1. a metamaterial frequency selection surface, comprise at least one metamaterial sheet, described metamaterial sheet comprises the medium substrate and structure sheaf that combine, described structure sheaf comprises multiple first metal micro structure and second metal micro structure on the surface being attached to described medium substrate, described first metal micro structure and the second metal micro structure are rectangle array arrangement separately, and the center of rectangular region that four straightways that the central point of each the first metal micro structure is the central point by hithermost second metal micro structure of connection four are formed; The long limit of the rectangular region formed by four straightways of the central point connecting hithermost four the first metal micro structures or the second metal micro structure is 44.5 ~ 45.5mm, minor face is 25.5 ~ 26.5mm; The geometry of described first metal micro structure and size respectively with the geometry of described second metal micro structure and measure-alike, each first metal micro structure and the second metal micro structure respectively comprise three metal wire sections extended to form from same central point, and the angle between every two adjacent metal wire sections is 120 °, identical length of the three strip metal line segments extended to form from same central point etc., width are all equal, equal 7.9 ~ 8.1mm, 0.3 ~ 0.5mm respectively.

2. metamaterial frequency selection surface according to claim 1, is characterized in that, the thickness of described medium substrate is 0.3 ~ 0.5mm.

3. metamaterial frequency selection surface according to claim 1, is characterized in that, described medium substrate is epoxy resin fiberglass cloth laminated sheet, and described structure sheaf is made of copper.

4. metamaterial frequency selection surface according to claim 3, it is characterized in that, the thickness of described medium substrate is 0.4mm, the thickness of described structure sheaf is 0.018mm, the three strip metal line segments extended to form from same central point length is 8mm, width is 0.4mm, the long limit of the rectangular region formed by four straightways of the central point connecting hithermost four the first metal micro structures or the second metal micro structure is 45mm, minor face is 26mm.

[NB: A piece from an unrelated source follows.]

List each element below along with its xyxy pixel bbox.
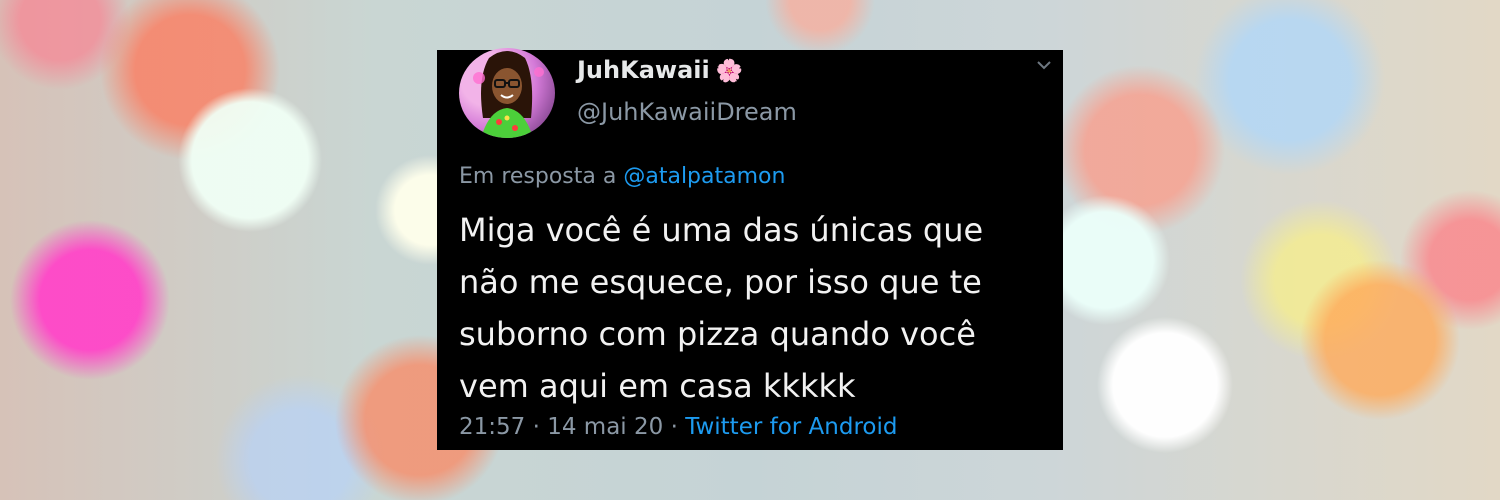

5. a metamaterial frequency selection radome, is characterized in that, described metamaterial frequency selection radome is made up of the metamaterial frequency selection surface described in any one of claim 1-4.

6. an antenna system, comprise antenna, it is characterized in that, described antenna system also comprises the metamaterial frequency selection radome on the electromagnetic wave propagation direction being arranged at the reception of described antenna and/or transmitting, and described metamaterial frequency selection radome is the metamaterial frequency selection radome described in claim 5.